O, wherefore come ye forth, in triumph from the North, With your hands and your feet, and your raiment all red?
And wherefore doth your rout, send forth a joyous shout?
And whence be the grapes of the wine-press that ye tread?
O, evil was the root, and bitter was the fruit, And crimson was the juice of the vintage that we tred; For we trampled on the throng, of the haughty and the strong, Who sat in the high places and slew the saints of God.
* * * * * * * * * * * * * * * They are here--they rush on--we are broken--we are gone-- Our left is borne before them like stubble in the blast.

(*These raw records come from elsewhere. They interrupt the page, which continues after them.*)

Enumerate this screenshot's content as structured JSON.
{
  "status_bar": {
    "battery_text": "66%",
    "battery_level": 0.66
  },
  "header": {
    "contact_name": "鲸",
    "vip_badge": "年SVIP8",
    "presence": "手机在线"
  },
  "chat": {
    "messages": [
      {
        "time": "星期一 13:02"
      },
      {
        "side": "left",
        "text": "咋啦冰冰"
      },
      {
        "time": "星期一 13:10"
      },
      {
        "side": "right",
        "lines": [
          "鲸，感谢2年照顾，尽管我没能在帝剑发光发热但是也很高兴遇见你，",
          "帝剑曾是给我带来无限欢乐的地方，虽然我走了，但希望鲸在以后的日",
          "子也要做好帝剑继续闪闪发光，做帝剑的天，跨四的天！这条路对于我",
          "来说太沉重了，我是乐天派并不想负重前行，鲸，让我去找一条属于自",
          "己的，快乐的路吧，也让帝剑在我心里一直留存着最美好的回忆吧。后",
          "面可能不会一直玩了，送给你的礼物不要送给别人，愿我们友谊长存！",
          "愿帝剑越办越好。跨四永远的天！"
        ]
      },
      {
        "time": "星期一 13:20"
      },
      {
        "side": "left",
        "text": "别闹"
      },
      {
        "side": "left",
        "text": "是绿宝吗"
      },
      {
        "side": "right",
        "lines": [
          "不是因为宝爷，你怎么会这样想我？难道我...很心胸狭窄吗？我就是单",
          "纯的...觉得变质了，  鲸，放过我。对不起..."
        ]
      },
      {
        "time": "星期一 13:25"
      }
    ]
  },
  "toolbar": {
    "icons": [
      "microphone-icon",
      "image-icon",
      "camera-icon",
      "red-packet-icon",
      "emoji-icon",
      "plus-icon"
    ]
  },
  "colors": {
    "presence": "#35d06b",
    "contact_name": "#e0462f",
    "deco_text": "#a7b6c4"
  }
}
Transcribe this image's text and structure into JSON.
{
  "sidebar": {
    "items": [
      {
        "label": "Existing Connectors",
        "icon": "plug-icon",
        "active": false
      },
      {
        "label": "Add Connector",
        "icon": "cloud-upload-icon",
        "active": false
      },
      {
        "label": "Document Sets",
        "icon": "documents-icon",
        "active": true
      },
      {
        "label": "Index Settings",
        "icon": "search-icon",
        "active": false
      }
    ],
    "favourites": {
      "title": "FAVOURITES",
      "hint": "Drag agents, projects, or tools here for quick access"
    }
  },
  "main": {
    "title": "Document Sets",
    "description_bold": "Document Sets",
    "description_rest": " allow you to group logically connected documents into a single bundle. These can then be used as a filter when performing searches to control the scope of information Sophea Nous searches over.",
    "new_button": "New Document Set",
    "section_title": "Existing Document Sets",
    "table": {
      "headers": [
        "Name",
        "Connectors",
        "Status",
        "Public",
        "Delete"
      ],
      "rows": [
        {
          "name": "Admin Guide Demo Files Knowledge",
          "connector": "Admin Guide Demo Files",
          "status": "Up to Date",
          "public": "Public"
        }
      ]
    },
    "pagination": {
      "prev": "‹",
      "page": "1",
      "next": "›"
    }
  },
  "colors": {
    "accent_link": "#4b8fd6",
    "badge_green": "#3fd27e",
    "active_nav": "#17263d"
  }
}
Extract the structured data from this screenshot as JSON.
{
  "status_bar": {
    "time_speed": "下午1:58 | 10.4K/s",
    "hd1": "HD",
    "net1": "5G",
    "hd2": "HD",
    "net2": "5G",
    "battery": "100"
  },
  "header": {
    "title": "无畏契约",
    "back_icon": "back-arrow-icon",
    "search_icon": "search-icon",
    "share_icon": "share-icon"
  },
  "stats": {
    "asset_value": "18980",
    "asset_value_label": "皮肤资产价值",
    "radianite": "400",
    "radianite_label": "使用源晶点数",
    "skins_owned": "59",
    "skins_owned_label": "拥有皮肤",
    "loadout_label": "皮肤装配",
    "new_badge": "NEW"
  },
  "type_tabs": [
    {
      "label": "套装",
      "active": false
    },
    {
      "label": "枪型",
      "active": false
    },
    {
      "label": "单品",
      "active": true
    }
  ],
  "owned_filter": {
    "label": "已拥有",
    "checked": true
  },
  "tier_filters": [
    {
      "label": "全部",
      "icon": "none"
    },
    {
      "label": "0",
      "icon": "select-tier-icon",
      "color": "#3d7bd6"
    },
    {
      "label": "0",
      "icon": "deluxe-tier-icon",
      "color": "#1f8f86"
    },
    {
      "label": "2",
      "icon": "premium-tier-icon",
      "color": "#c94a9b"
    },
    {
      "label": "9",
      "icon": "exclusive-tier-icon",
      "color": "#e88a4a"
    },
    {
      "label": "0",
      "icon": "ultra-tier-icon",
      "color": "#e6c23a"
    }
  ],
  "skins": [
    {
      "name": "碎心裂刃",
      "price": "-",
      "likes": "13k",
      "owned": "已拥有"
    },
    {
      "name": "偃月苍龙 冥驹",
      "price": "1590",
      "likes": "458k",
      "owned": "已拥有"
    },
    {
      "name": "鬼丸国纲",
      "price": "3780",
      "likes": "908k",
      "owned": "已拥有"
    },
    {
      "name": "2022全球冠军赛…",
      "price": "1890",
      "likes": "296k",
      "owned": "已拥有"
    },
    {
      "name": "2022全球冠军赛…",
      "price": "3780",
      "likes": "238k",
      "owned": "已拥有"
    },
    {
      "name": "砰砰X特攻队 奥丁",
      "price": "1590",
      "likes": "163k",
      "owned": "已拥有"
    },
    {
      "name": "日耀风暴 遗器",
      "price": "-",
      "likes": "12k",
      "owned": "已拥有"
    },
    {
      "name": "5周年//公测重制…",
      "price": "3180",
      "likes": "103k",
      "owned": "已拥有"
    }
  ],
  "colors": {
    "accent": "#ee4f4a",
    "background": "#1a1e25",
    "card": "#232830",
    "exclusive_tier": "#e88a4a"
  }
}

O, Lord, put forth thy might! O, Lord, defend the right! Stand back to back, in God's name! and fight it to the last.
-- "Battle of Naseby." The celebration of Christmas in the camps around Nashville was abruptly terminated by the reception of orders to march in the morning, with full haversacks and cartridge-boxes.

The next day all the roads leading southward became as rivers flowing armed men.

Endless streams of blue, thickly glinted everywhere with bright and ominous steel, wound around the hills, poured over the plains, and spread out into angry lakes wherever a Rebel outpost checked the flow for a few minutes.
Four thousand troopers under the heroic Stanley--the foam-crest on the war-billow--dashed on in advance.